Die Forscher entwickelten ein KI-System, das lernte, vorherzusagen, wie gut Pflanzkartoffeln wachsen. Das Modell konnte dies lernen, indem es zwei Arten von Daten kombinierte: Drohnenaufnahmen von Feldern und genetische Daten von Mikroben, die auf Pflanzkartoffeln vorkommen. Die Forscher sammelten ihre Daten, indem sie Tausende von Proben von Pflanzkartoffeln aus 240 verschiedenen Versuchsfeldern nahmen. Anschließend analysierten sie die auf den Pflanzkartoffeln gefundenen Bakterien und Pilze. Später im selben Jahr setzten sie Drohnen ein, um Bilder von Kartoffelpflanzen zu machen, die aus denselben Knollen auf den Versuchsfeldern sprießen.

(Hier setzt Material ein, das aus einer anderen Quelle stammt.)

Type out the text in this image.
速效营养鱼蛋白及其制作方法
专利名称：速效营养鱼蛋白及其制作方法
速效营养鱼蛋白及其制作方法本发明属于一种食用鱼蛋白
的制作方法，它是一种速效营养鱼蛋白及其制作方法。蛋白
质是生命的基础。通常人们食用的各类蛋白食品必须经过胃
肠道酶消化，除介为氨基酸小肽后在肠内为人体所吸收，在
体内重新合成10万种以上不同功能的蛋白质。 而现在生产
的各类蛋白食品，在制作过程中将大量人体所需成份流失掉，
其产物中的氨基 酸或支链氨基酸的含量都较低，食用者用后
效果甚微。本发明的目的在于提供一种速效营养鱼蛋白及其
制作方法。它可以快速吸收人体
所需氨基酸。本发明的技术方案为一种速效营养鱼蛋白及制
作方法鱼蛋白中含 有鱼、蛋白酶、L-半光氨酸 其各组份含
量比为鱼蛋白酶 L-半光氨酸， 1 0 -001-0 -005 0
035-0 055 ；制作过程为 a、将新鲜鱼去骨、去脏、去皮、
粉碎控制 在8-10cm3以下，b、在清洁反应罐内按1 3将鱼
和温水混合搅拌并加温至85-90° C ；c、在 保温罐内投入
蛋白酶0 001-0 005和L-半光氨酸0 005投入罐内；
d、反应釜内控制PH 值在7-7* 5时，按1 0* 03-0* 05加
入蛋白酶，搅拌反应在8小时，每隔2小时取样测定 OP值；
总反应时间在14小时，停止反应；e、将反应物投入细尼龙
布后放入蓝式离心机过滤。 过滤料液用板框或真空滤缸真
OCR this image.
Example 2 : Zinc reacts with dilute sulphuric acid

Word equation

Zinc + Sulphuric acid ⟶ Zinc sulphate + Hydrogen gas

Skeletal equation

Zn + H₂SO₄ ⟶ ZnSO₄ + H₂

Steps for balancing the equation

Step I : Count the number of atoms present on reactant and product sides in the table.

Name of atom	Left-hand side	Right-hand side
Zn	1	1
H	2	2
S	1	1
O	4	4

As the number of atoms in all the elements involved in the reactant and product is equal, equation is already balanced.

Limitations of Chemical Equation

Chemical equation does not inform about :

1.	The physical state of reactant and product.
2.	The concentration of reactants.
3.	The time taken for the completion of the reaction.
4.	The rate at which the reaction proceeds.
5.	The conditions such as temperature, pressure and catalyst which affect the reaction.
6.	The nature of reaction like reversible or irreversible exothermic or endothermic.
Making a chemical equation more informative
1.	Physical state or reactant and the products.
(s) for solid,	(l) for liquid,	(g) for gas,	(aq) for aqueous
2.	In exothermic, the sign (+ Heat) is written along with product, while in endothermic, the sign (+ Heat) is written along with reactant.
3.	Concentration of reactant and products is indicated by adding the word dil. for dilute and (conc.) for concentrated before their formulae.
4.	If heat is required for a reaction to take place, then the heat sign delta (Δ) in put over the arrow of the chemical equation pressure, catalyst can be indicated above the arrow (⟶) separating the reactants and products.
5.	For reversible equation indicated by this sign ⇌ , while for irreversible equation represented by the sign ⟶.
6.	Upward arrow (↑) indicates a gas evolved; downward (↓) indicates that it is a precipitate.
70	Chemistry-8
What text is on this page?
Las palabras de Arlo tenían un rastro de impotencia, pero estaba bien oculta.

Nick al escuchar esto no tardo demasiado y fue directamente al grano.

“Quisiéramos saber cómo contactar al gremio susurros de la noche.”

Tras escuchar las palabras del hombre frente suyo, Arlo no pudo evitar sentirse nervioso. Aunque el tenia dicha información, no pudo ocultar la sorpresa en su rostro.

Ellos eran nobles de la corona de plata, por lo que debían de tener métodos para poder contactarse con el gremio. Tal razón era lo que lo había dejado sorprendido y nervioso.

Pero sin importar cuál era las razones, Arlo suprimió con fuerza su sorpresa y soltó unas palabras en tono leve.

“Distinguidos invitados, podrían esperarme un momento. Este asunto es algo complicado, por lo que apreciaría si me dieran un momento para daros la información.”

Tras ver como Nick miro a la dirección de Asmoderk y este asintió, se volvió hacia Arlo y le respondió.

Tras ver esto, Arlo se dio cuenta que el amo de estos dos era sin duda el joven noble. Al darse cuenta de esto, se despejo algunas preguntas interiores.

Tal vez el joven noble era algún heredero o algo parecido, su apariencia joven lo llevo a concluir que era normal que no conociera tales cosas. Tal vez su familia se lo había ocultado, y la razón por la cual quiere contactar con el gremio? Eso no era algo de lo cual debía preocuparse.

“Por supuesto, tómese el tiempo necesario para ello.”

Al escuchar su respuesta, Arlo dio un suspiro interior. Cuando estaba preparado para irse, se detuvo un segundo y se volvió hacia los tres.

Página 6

„Dies lieferte einen riesigen Berg von Daten“, sagt der Biologe Yang Song, einer der Forscher, die das KI-System entwickelt haben. „Durch die Kombination dieser beiden Datentypen im KI-System haben wir Muster entdeckt, die uns helfen, vorherzusagen, welche Mikroben das beste Kartoffelwachstum hervorbringen.“
Die Studie zeigt, dass die Zusammensetzung der verschiedenen Bakterien- und Pilzarten einen großen Einfluss auf das Kartoffelwachstum hat. Einige Bakterien, darunter eine Art namens Streptomyces, scheinen das Wachstum deutlich zu verbessern. Im Gegensatz dazu wurde bei anderen Arten sogar eine hemmende Wirkung festgestellt.„Wir stehen am Anfang einer neuen Technologie zur Verbesserung der Landwirtschaft durch Mikrobiologie und KI“, sagt Berendsen. „Zum ersten Mal können wir jetzt die Qualität einer Charge von Pflanzkartoffeln auf der Grundlage ihrer Mikrobenzusammensetzung vorhersagen.“
Laut Berendsen ist die Forschung auch ein Ausgangspunkt für das weitere Verständnis der Rolle der Mikroben beim Pflanzenwachstum. „Wenn wir dieses Modell mit noch mehr Daten erweitern, können wir sozusagen weiter hineinzoomen und zum Beispiel das Zusammenspiel zwischen Mikroben und Nutzpflanzen noch weiter erforschen.“
Dabei könnten sich auch andere Erkenntnisse ergeben, erwartet Berendsen. Es sei durchaus denkbar, so der Biologe, dass die Forscher genau herausfinden, welche Mischung von Mikroben für Nutzpflanzen - nicht nur Kartoffeln - am besten geeignet ist. „Man könnte diese Mischung dann auf Pflanzkartoffeln oder Saatgut anwenden. Man könnte auch die Genetik der Pflanze so steuern, dass sie nur die richtigen Mikroben anzieht und sie besser behält.“
Die Forscher argumentieren, dass die Vorteile nicht nur in höheren Erträgen bestehen. Wenn die Pflanzen robuster sind und ihr Wachstum so optimal wie möglich verläuft, führt dies zu weniger Ernteausfällen und damit zu weniger Verschwendung. Außerdem können die Pflanzen dann mit weniger Pflanzenschutzmitteln auskommen.